Die Verfasserin des Leserbriefes, die den Stein ins Rollen gebracht hatte, aber namentlich nicht mehr genannt werden möchte, hat indes weitere Versuche im Rathaus unternommen. Eine persönliche Stellungnahme von Bürgermeister Jens-Peter Golde (Pro Ruppin) hat sie zwar noch nicht bekommen, dafür aber eine Antwort vom Baudezernenten Arne Krohn: „In der Fontanestadt hatten wir bereits vor vielen Jahren einmal einen Streit um die Verwendung des Namens Fontane“, schrieb er in seiner Mail. Ein Unternehmer hatte sich damals „Fontane“ als Wortmarke schützen lassen und für den Gebrauch eine Gebühr zahlen lassen. „Dieser Spuk wurde nach langen Streitigkeiten beendet“, so Krohn. Gegen die Benennung eines Geschäftes nach Fontane könne die Stadtverwaltung demnach nichts unternehmen.

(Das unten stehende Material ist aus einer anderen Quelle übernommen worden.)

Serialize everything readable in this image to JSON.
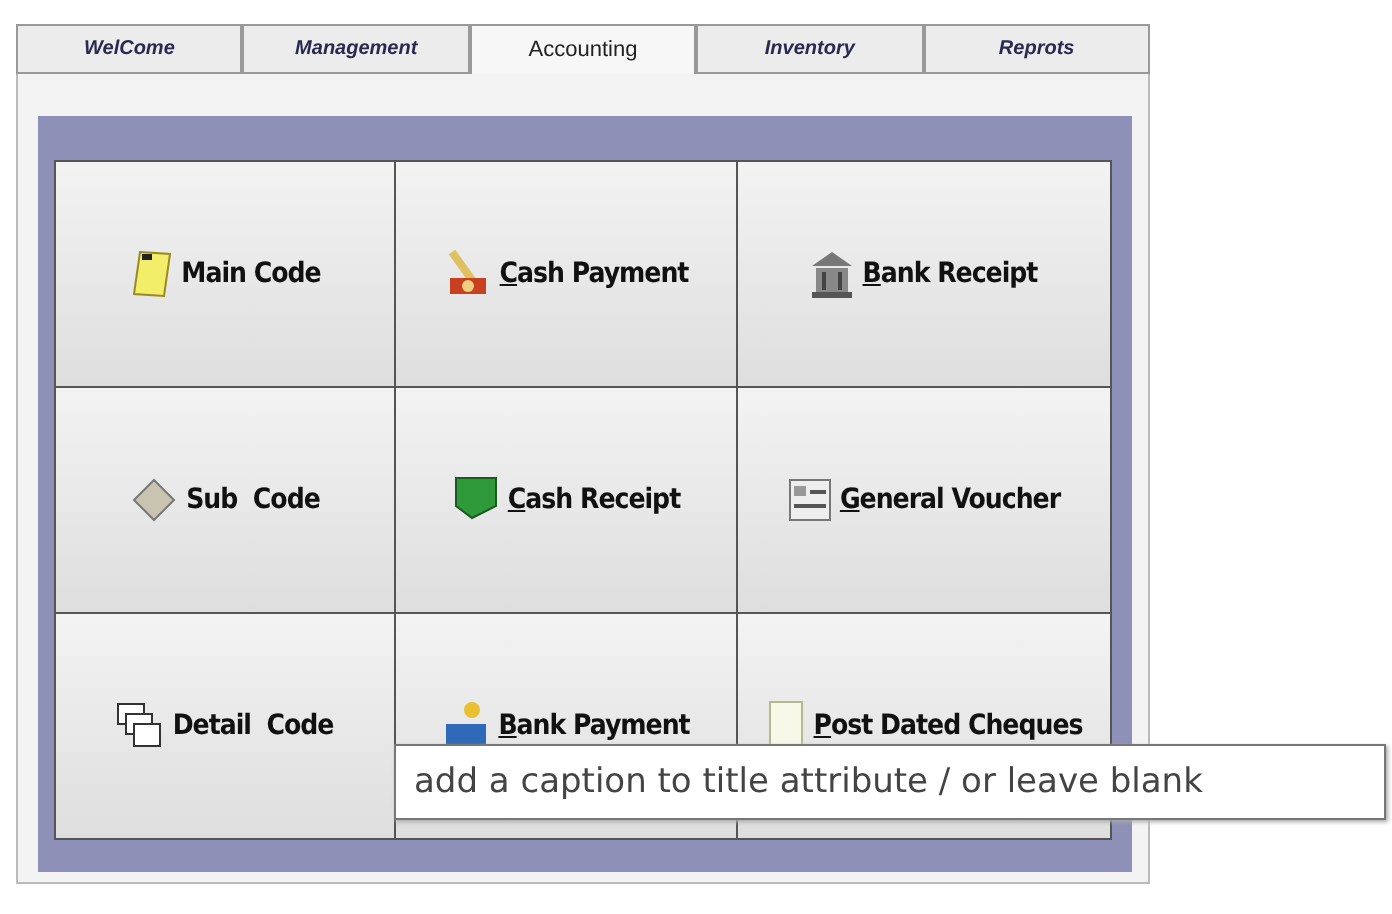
{
  "tabs": [
    {
      "label": "WelCome",
      "selected": false
    },
    {
      "label": "Management",
      "selected": false
    },
    {
      "label": "Accounting",
      "selected": true
    },
    {
      "label": "Inventory",
      "selected": false
    },
    {
      "label": "Reprots",
      "selected": false
    }
  ],
  "buttons": [
    {
      "label": "Main Code",
      "mnemonic": false
    },
    {
      "label": "Cash Payment",
      "mnemonic": true
    },
    {
      "label": "Bank Receipt",
      "mnemonic": true
    },
    {
      "label": "Sub  Code",
      "mnemonic": false
    },
    {
      "label": "Cash Receipt",
      "mnemonic": true
    },
    {
      "label": "General Voucher",
      "mnemonic": true
    },
    {
      "label": "Detail  Code",
      "mnemonic": false
    },
    {
      "label": "Bank Payment",
      "mnemonic": true
    },
    {
      "label": "Post Dated Cheques",
      "mnemonic": true
    }
  ],
  "tooltip": "add a caption to title attribute / or leave blank"
}
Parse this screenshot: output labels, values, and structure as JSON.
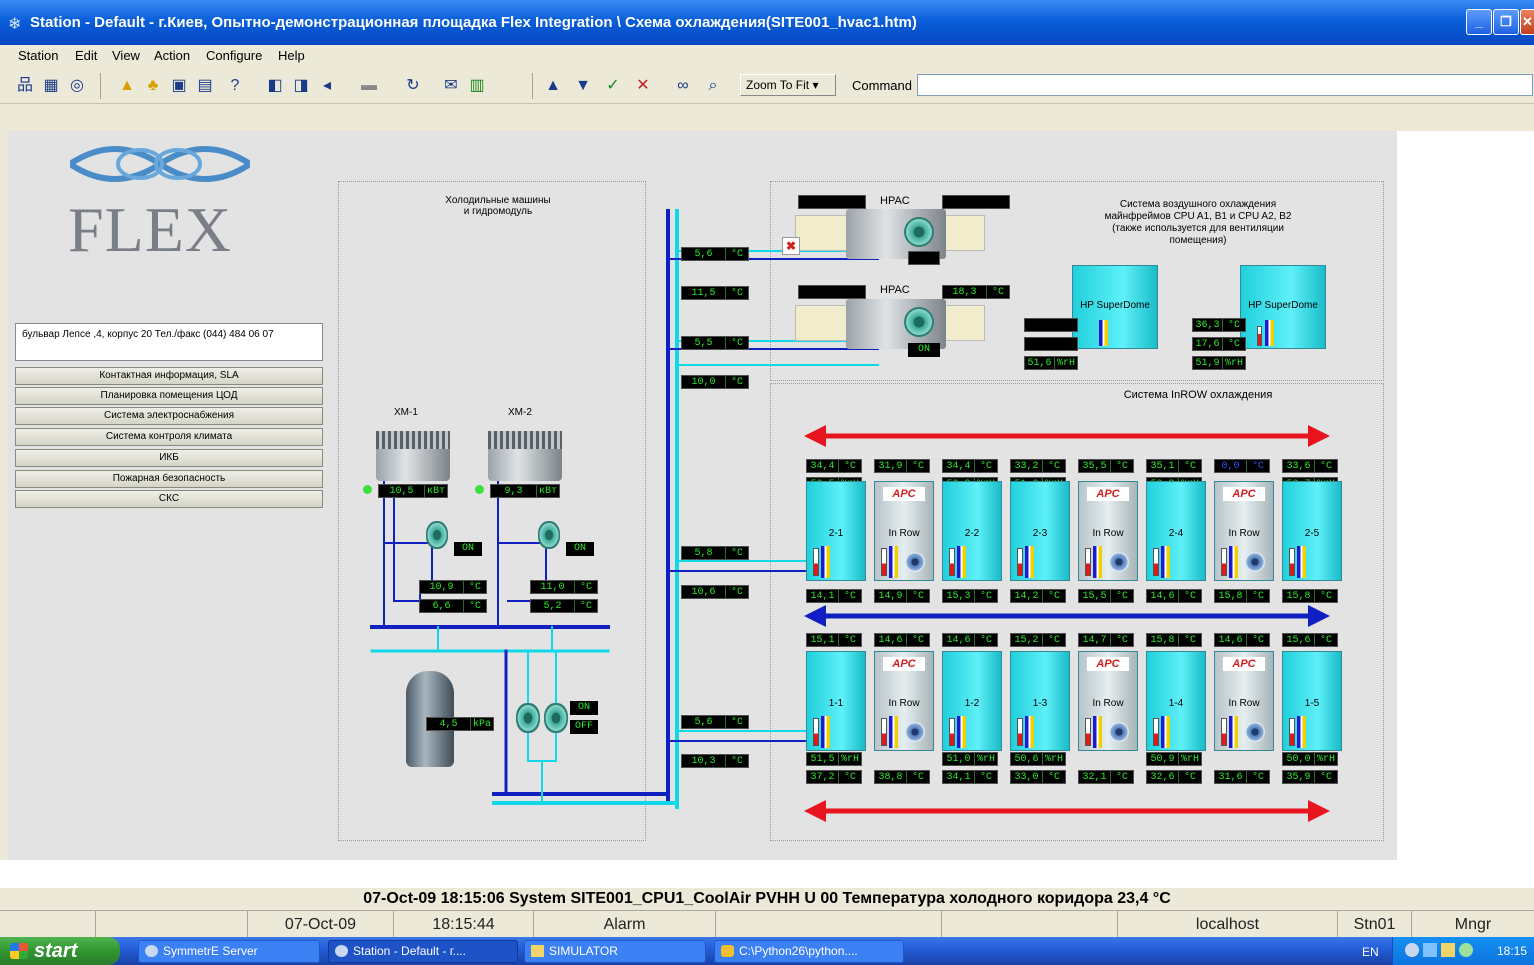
{
  "window": {
    "title": "Station - Default - г.Киев, Опытно-демонстрационная площадка Flex Integration \\ Схема охлаждения(SITE001_hvac1.htm)",
    "minimize": "_",
    "maximize": "❐",
    "close": "✕"
  },
  "menu": [
    "Station",
    "Edit",
    "View",
    "Action",
    "Configure",
    "Help"
  ],
  "toolbar": {
    "zoom": "Zoom To Fit",
    "command_label": "Command",
    "command_value": ""
  },
  "logo": {
    "text": "FLEX"
  },
  "address": "бульвар Лепсе ,4, корпус 20 Тел./факс (044) 484 06 07",
  "nav_buttons": [
    "Контактная информация, SLA",
    "Планировка помещения ЦОД",
    "Система электроснабжения",
    "Система контроля климата",
    "ИКБ",
    "Пожарная безопасность",
    "СКС"
  ],
  "chillers": {
    "title_line1": "Холодильные машины",
    "title_line2": "и гидромодуль",
    "xm1": {
      "name": "ХМ-1",
      "power": "10,5",
      "unit": "кВт",
      "pump": "ON",
      "t1": "10,9",
      "t2": "6,6"
    },
    "xm2": {
      "name": "ХМ-2",
      "power": "9,3",
      "unit": "кВт",
      "pump": "ON",
      "t1": "11,0",
      "t2": "5,2"
    },
    "tank": {
      "pressure": "4,5",
      "unit": "kPa"
    },
    "pumps": {
      "state1": "ON",
      "state2": "OFF"
    }
  },
  "riser": {
    "r1": "5,6",
    "r2": "11,5",
    "r3": "5,5",
    "r4": "10,0",
    "r5": "5,8",
    "r6": "10,6",
    "r7": "5,6",
    "r8": "10,3",
    "unit": "°C"
  },
  "hpac": {
    "label1": "HPAC",
    "label2": "HPAC",
    "temp2": "18,3",
    "state2": "ON",
    "unit": "°C"
  },
  "air_system": {
    "title_line1": "Система воздушного охлаждения",
    "title_line2": "майнфреймов CPU A1, B1 и CPU A2, B2",
    "title_line3": "(также используется для вентиляции",
    "title_line4": "помещения)",
    "sd1": {
      "name": "HP SuperDome",
      "humidity": "51,6"
    },
    "sd2": {
      "name": "HP SuperDome",
      "t1": "36,3",
      "t2": "17,6",
      "humidity": "51,9"
    },
    "hum_unit": "%rH"
  },
  "inrow": {
    "title": "Система InROW охлаждения",
    "apc": "APC",
    "row2": {
      "top": [
        {
          "t": "34,4",
          "h": "50,5"
        },
        {
          "t": "31,9"
        },
        {
          "t": "34,4",
          "h": "50,3"
        },
        {
          "t": "33,2",
          "h": "51,2"
        },
        {
          "t": "35,5"
        },
        {
          "t": "35,1",
          "h": "50,3"
        },
        {
          "t": "0,0"
        },
        {
          "t": "33,6",
          "h": "50,7"
        }
      ],
      "names": [
        "2-1",
        "In Row",
        "2-2",
        "2-3",
        "In Row",
        "2-4",
        "In Row",
        "2-5"
      ],
      "bottom": [
        "14,1",
        "14,9",
        "15,3",
        "14,2",
        "15,5",
        "14,6",
        "15,8",
        "15,8"
      ]
    },
    "row1": {
      "top": [
        "15,1",
        "14,6",
        "14,6",
        "15,2",
        "14,7",
        "15,8",
        "14,6",
        "15,6"
      ],
      "names": [
        "1-1",
        "In Row",
        "1-2",
        "1-3",
        "In Row",
        "1-4",
        "In Row",
        "1-5"
      ],
      "hum": [
        "51,5",
        "",
        "51,0",
        "50,6",
        "",
        "50,9",
        "",
        "50,0"
      ],
      "bottom": [
        "37,2",
        "38,8",
        "34,1",
        "33,0",
        "32,1",
        "32,6",
        "31,6",
        "35,9"
      ]
    },
    "temp_unit": "°C",
    "hum_unit": "%rH"
  },
  "alarm_line": "07-Oct-09  18:15:06  System  SITE001_CPU1_CoolAir  PVHH  U 00 Температура холодного коридора  23,4  °C",
  "status": {
    "date": "07-Oct-09",
    "time": "18:15:44",
    "type": "Alarm",
    "host": "localhost",
    "station": "Stn01",
    "user": "Mngr"
  },
  "taskbar": {
    "start": "start",
    "tasks": [
      "SymmetrE Server",
      "Station - Default - г....",
      "SIMULATOR",
      "C:\\Python26\\python...."
    ],
    "lang": "EN",
    "clock": "18:15"
  },
  "colors": {
    "supply_pipe": "#10b8e8",
    "return_pipe": "#1020c0",
    "display_bg": "#000000",
    "display_text": "#2ee82e",
    "arrow": "#e8141e"
  }
}
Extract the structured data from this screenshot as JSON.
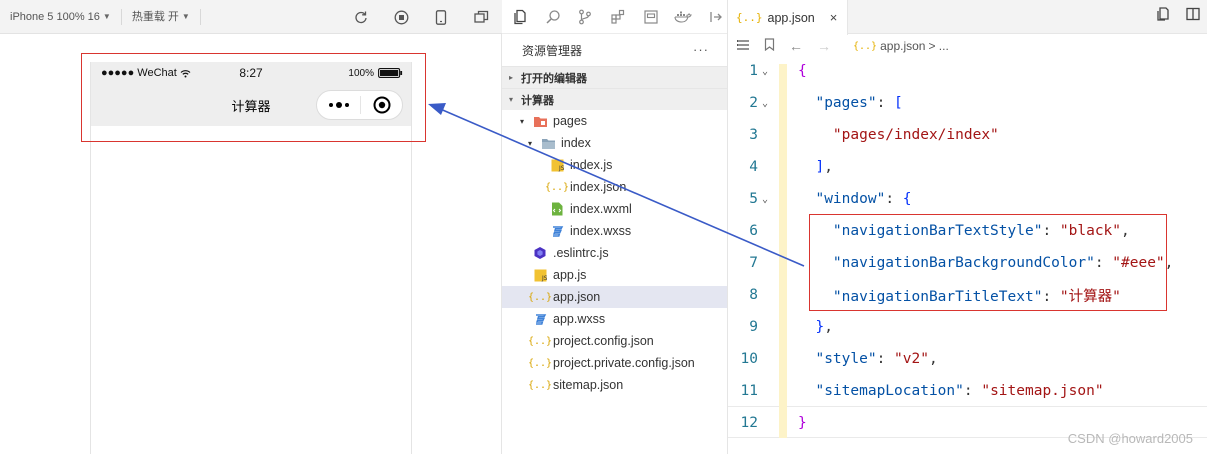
{
  "simulator": {
    "device_label": "iPhone 5 100% 16",
    "hot_reload_label": "热重载 开",
    "status_bar": {
      "carrier": "●●●●● WeChat",
      "time": "8:27",
      "battery_pct": "100%"
    },
    "nav_title": "计算器"
  },
  "explorer": {
    "header": "资源管理器",
    "more": "···",
    "open_editors": "打开的编辑器",
    "project": "计算器",
    "tree": [
      {
        "label": "pages",
        "icon": "folder-pages-icon",
        "depth": 1,
        "chev": "▾"
      },
      {
        "label": "index",
        "icon": "folder-icon",
        "depth": 2,
        "chev": "▾"
      },
      {
        "label": "index.js",
        "icon": "js-file-icon",
        "depth": 3
      },
      {
        "label": "index.json",
        "icon": "json-file-icon",
        "depth": 3
      },
      {
        "label": "index.wxml",
        "icon": "wxml-file-icon",
        "depth": 3
      },
      {
        "label": "index.wxss",
        "icon": "css-file-icon",
        "depth": 3
      },
      {
        "label": ".eslintrc.js",
        "icon": "eslint-file-icon",
        "depth": 1
      },
      {
        "label": "app.js",
        "icon": "js-file-icon",
        "depth": 1
      },
      {
        "label": "app.json",
        "icon": "json-file-icon",
        "depth": 1,
        "selected": true
      },
      {
        "label": "app.wxss",
        "icon": "css-file-icon",
        "depth": 1
      },
      {
        "label": "project.config.json",
        "icon": "json-file-icon",
        "depth": 1
      },
      {
        "label": "project.private.config.json",
        "icon": "json-file-icon",
        "depth": 1
      },
      {
        "label": "sitemap.json",
        "icon": "json-file-icon",
        "depth": 1
      }
    ]
  },
  "editor": {
    "tab_label": "app.json",
    "tab_close": "×",
    "breadcrumb_file": "app.json",
    "breadcrumb_rest": "> ...",
    "lines": [
      {
        "n": "1",
        "fold": "⌄",
        "parts": [
          [
            "brk",
            "{"
          ]
        ]
      },
      {
        "n": "2",
        "fold": "⌄",
        "parts": [
          [
            "key",
            "  \"pages\""
          ],
          [
            "punc",
            ": "
          ],
          [
            "brk2",
            "["
          ]
        ]
      },
      {
        "n": "3",
        "parts": [
          [
            "str",
            "    \"pages/index/index\""
          ]
        ]
      },
      {
        "n": "4",
        "parts": [
          [
            "brk2",
            "  ]"
          ],
          [
            "punc",
            ","
          ]
        ]
      },
      {
        "n": "5",
        "fold": "⌄",
        "parts": [
          [
            "key",
            "  \"window\""
          ],
          [
            "punc",
            ": "
          ],
          [
            "brk2",
            "{"
          ]
        ]
      },
      {
        "n": "6",
        "parts": [
          [
            "key",
            "    \"navigationBarTextStyle\""
          ],
          [
            "punc",
            ": "
          ],
          [
            "str",
            "\"black\""
          ],
          [
            "punc",
            ","
          ]
        ]
      },
      {
        "n": "7",
        "parts": [
          [
            "key",
            "    \"navigationBarBackgroundColor\""
          ],
          [
            "punc",
            ": "
          ],
          [
            "str",
            "\"#eee\""
          ],
          [
            "punc",
            ","
          ]
        ]
      },
      {
        "n": "8",
        "parts": [
          [
            "key",
            "    \"navigationBarTitleText\""
          ],
          [
            "punc",
            ": "
          ],
          [
            "str",
            "\"计算器\""
          ]
        ]
      },
      {
        "n": "9",
        "parts": [
          [
            "brk2",
            "  }"
          ],
          [
            "punc",
            ","
          ]
        ]
      },
      {
        "n": "10",
        "parts": [
          [
            "key",
            "  \"style\""
          ],
          [
            "punc",
            ": "
          ],
          [
            "str",
            "\"v2\""
          ],
          [
            "punc",
            ","
          ]
        ]
      },
      {
        "n": "11",
        "parts": [
          [
            "key",
            "  \"sitemapLocation\""
          ],
          [
            "punc",
            ": "
          ],
          [
            "str",
            "\"sitemap.json\""
          ]
        ]
      },
      {
        "n": "12",
        "parts": [
          [
            "brk",
            "}"
          ]
        ]
      }
    ]
  },
  "watermark": "CSDN @howard2005",
  "colors": {
    "annotation_red": "#d9352f",
    "arrow_blue": "#3a5bc7",
    "nav_bg": "#eeeeee",
    "selection": "#e4e6f1"
  }
}
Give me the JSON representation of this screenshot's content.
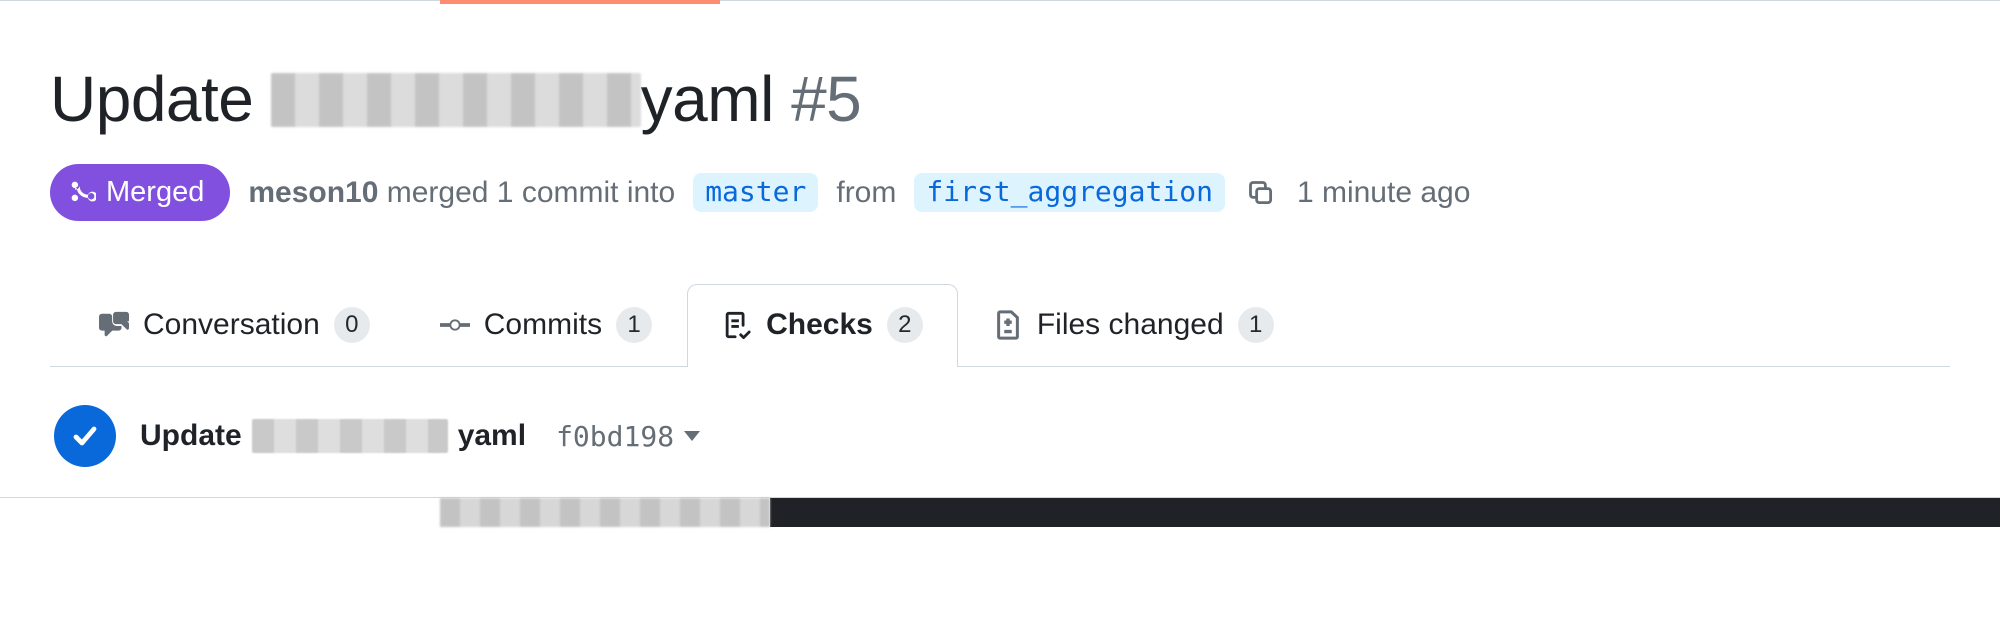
{
  "pr": {
    "title_prefix": "Update",
    "title_suffix": "yaml",
    "number": "#5"
  },
  "state_badge": {
    "label": "Merged"
  },
  "meta": {
    "author": "meson10",
    "merged_text_1": "merged 1 commit into",
    "base_branch": "master",
    "from_word": "from",
    "head_branch": "first_aggregation",
    "time_ago": "1 minute ago"
  },
  "tabs": {
    "conversation": {
      "label": "Conversation",
      "count": "0"
    },
    "commits": {
      "label": "Commits",
      "count": "1"
    },
    "checks": {
      "label": "Checks",
      "count": "2"
    },
    "files": {
      "label": "Files changed",
      "count": "1"
    }
  },
  "commit_row": {
    "title_prefix": "Update",
    "title_suffix": "yaml",
    "sha": "f0bd198"
  }
}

Restaurantname ist nur schmückendes Beiwerk

Zu Jaber Shakeri, dem Inhaber des „Fontane-Döners“ in der Fehrbelliner Straße, kamen in den vergangenen zwei Wochen einige Gäste, die von dem Zeitungsartikel gehört hatten. „Die finden den Namen aber alle gut“, versichert der Iraner. Kaum Rückmeldungen zu diesem Thema hat Stefan Zabel von „Fontane’s Grill & Curry“ in der Bilderbogenpassage erhalten. „Ich will keinen Stress. Ich will einfach nur in Ruhe meine Wurst braten“, sagt der Inhaber. Alles andere – die Sprüche an der Wand, das Logo auf dem Schild und der Name seines kleinen Curryrestaurants – sei nur schmückendes Beiwerk. „Fontane gehört in dieser Stadt einfach dazu“, so der Neuruppiner, der zuvor die Ruppiner Speisegaststätte in der August-Bebel-Straße geführt hatte.

159 Leser – und damit die Mehrheit – haben das bei der Online-Abstimmung anders gesehen. Sie halten nichts davon, einen Imbiss nach Theodor Fontane zu benennen. Immerhin 86 würden die Wahl des Namens dem Inhaber überlassen. 67 Mal wurde für Gleichgültigkeit gestimmt und 61 Leser sehen es als Identifikation mit der Fontanestadt.

Theodor Fontane wohin man sieht

Seit 1998 trägt die Stadt Neuruppin offiziell den Beinamen „Fontanestadt“. Dem Schriftsteller zu Ehren steht auf dem Fontaneplatz das Fontanedenkmal, geschaffen 1907 vom Bildhauer Max Wiese. Auch eine Fontanestraße, die Oberschule „Theodor Fontane“ und natürlich die Theodor-Fontane-Gesellschaft erinnern an ihn.

Alle zwei Jahre finden seit 2010 immer zu Pfingsten die Fontane-Festspiele statt, bei denen traditionell der Fontane-Preis für Literatur verliehen wird. Einige andere haben sich ebenfalls für den prominenten Namen entschieden: die Fontane-Apotheke, die Fontane-Buchhandlung, die Fontane-Therme des Resorts Mark Brandenburg, der Kindergarten Fontaneknirpse und der Keglerverein Fontanespatzen. Beim Ruppiner Feingebäck gibt es Fontane-Kekstaler, beim Weinhaus am Markt einen Wein „Edition Fontane“ und die Preussenquelle in Rheinsberg stellt das Theodor-Wasser her.